Mushrooms do not have photosynthetic pigments but derive their nutrition from dead or living organisms. Thanks to their tiny, easily disseminated and often sporadically formed spores, fungi are omnipresent and rarely seen. Many can only be detected in a microscope, almost all of them grow hidden as a finely branched mesh in the respective substrate. It is most likely to perceive those species that produce fruiting bodies. The fruiting bodies are short-lived, spore-forming structures that we commonly refer to as fungus. The truffles, porcini mushrooms or morels, which are known as culinary delights, are thus only the stages of multiplication of the species, similar to the apples of the apple tree.

Even 30 years after Chernobyl, fungi are still exposed to radioactivity (mostly tube mushrooms such as porcini or birch sprouts). How much depends on fungal species and location. Fungi in eastern and southern Germany are the most heavily polluted. The least polluted are mushrooms that grow on wood, such as the yellow chanterelle. As long as you consume the mushrooms in small amounts, there is no need to panic.

Together with the bacteria, fungi are the decomposers in the material cycle of our ecosystems. For example, they degrade wood, dried leaves, fruits, but also horns and fats, and return them to the soil via nitrogen compounds and other substances.

Another key role of fungi is their function as symbiosis partners. Most of our trees live in symbiosis with such fungi, which means the Mycorrhizal fungi encase the fine roots of the tree, collect nutrients and, together with water, supply them to the plants. In return, the fungus receives the substances required for its life, especially sugar, proteins and vitamins.

So far, about 100,000 types of fungi have been determined. Nevertheless it is assumed that up to five million species exist worldwide. Thus, fungi are the species-rich group of organisms after the insects. It is estimated that around one billion mycelia or spores occur in the topsoil of natural forests per square meter.

The way we treat our forests also means a threat to the fungi. Already in the early 1970s, fungal decay was mentioned because many of them are very sensitive to environmental pollution and thus are reliable indicators of contamination. In consequence, only a careful nature management and possibly the setting up of large-scale protected areas may be of help.

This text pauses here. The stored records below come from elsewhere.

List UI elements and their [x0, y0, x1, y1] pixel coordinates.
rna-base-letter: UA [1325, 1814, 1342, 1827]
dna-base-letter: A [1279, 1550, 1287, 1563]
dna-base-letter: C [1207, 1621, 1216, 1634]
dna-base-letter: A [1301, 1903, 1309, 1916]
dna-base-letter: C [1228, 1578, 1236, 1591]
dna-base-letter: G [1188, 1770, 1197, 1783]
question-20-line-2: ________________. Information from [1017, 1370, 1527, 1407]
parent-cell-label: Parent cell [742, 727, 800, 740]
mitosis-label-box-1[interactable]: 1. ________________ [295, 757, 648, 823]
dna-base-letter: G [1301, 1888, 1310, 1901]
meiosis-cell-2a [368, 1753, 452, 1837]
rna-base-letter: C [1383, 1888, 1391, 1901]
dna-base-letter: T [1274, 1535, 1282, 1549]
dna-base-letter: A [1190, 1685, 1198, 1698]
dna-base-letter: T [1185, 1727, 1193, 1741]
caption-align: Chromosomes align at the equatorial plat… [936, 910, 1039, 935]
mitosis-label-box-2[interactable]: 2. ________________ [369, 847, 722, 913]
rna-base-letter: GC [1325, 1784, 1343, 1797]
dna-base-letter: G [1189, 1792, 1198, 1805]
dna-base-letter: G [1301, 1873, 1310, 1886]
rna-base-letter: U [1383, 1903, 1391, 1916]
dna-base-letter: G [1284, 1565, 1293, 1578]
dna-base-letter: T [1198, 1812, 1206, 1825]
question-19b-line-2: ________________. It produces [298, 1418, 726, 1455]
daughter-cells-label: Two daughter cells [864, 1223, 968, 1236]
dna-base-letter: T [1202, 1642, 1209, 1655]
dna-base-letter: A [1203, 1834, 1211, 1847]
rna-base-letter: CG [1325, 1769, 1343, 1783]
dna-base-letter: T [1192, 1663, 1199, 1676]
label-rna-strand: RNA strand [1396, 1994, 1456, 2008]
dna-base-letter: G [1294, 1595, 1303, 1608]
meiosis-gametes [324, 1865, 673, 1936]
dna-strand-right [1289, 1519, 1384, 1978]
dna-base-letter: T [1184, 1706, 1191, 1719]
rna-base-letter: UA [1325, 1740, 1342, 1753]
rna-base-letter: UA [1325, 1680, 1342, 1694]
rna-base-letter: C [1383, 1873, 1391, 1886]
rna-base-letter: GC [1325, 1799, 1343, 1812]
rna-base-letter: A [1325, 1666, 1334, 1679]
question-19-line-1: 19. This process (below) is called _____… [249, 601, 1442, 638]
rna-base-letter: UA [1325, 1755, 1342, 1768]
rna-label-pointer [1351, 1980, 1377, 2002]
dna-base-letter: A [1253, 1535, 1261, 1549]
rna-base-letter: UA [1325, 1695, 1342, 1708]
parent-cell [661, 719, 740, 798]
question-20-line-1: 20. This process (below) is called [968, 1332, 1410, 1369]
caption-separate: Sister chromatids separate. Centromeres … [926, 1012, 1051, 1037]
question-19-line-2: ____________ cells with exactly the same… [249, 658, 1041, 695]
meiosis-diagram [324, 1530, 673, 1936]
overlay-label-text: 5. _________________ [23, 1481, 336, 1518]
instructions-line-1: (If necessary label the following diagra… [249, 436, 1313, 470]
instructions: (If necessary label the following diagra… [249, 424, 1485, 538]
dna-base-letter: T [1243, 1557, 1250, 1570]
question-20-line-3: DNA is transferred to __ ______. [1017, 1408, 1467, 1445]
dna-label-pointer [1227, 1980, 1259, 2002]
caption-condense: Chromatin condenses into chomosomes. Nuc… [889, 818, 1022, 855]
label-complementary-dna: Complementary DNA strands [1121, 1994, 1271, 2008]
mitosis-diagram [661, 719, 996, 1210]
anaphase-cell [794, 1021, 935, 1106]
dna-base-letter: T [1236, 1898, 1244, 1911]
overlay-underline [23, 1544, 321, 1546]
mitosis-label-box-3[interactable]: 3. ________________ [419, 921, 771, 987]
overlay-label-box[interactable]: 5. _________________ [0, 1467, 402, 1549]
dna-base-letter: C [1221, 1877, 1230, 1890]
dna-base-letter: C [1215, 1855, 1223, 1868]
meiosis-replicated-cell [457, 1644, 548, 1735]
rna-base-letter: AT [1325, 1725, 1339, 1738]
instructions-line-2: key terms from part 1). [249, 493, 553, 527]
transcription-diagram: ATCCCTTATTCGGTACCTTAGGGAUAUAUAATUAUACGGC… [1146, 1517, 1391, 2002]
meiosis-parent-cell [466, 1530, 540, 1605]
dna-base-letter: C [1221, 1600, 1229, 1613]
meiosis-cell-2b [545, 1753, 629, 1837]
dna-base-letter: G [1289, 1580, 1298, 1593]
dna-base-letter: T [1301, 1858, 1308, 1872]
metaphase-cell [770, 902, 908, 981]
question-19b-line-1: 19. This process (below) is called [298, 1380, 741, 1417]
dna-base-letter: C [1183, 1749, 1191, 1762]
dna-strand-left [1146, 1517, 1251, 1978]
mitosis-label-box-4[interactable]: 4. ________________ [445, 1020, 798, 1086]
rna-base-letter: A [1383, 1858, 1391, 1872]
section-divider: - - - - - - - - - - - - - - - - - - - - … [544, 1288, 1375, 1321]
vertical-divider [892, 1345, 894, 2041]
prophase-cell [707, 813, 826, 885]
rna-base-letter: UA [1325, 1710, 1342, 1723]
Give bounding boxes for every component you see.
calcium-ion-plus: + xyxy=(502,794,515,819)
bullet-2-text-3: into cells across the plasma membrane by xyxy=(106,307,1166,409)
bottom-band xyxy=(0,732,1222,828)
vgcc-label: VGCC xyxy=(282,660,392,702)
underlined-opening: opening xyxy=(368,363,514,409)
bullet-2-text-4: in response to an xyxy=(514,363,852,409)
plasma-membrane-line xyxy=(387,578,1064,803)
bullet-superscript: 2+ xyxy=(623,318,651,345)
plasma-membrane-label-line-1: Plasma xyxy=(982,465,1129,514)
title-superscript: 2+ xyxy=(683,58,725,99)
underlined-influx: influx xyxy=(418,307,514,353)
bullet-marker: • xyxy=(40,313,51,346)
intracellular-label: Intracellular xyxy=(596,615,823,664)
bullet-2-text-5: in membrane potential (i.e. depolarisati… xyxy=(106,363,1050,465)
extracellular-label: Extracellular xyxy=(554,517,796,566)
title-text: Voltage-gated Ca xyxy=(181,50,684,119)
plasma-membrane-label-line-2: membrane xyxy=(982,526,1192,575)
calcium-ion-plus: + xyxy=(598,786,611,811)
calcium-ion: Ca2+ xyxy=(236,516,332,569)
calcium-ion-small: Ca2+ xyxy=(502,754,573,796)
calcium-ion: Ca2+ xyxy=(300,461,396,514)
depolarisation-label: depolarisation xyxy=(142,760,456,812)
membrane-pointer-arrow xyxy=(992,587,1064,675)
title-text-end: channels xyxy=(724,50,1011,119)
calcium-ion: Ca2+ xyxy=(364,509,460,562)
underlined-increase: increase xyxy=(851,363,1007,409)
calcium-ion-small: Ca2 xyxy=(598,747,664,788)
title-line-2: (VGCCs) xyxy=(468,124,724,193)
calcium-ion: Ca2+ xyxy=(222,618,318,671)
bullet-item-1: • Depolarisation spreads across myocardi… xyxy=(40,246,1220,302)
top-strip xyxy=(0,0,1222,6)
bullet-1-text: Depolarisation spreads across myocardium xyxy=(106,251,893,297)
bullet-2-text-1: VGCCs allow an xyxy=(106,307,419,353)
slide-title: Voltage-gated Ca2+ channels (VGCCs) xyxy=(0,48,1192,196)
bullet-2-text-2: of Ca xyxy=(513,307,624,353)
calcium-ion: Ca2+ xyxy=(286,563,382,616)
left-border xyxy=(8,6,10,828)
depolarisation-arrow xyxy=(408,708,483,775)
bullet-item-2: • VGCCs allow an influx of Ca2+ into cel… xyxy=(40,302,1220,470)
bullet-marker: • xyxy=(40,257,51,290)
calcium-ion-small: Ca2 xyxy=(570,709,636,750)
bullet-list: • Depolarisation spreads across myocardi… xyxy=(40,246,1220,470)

A natural wonder and record specimen among the many types of mushrooms is the so-called Hallimasch. It was only in 2014 when in the Malheur National Forest, Oregon, an incredible specimen of almost nine square kilometers (equivalent to 1,200 football fields) was detected with an estimated weight of 600 tons. This exemplar is considered to be the largest “mushroom creatue” on earth.

The reason for his long concealment is that it grows mainly one meter underground. Its black-brown, only a few millimeters thick threads drilled through the soil (thereby damaging the trees) and form a coherent network, which is referred to as mycelium. Above ground, only some mushrooms with yellow-brown hats are visible that grow on stems and stumps.

What is so big takes time to grow. The age of this “hallimasch” is estimated to be 2,400 years.

Incidentally, mushroom scientists suspect that its spread was curiously favored by a climate that was too dry. Obviously nature is making its way; if it has to be, by using all kind of the tricks.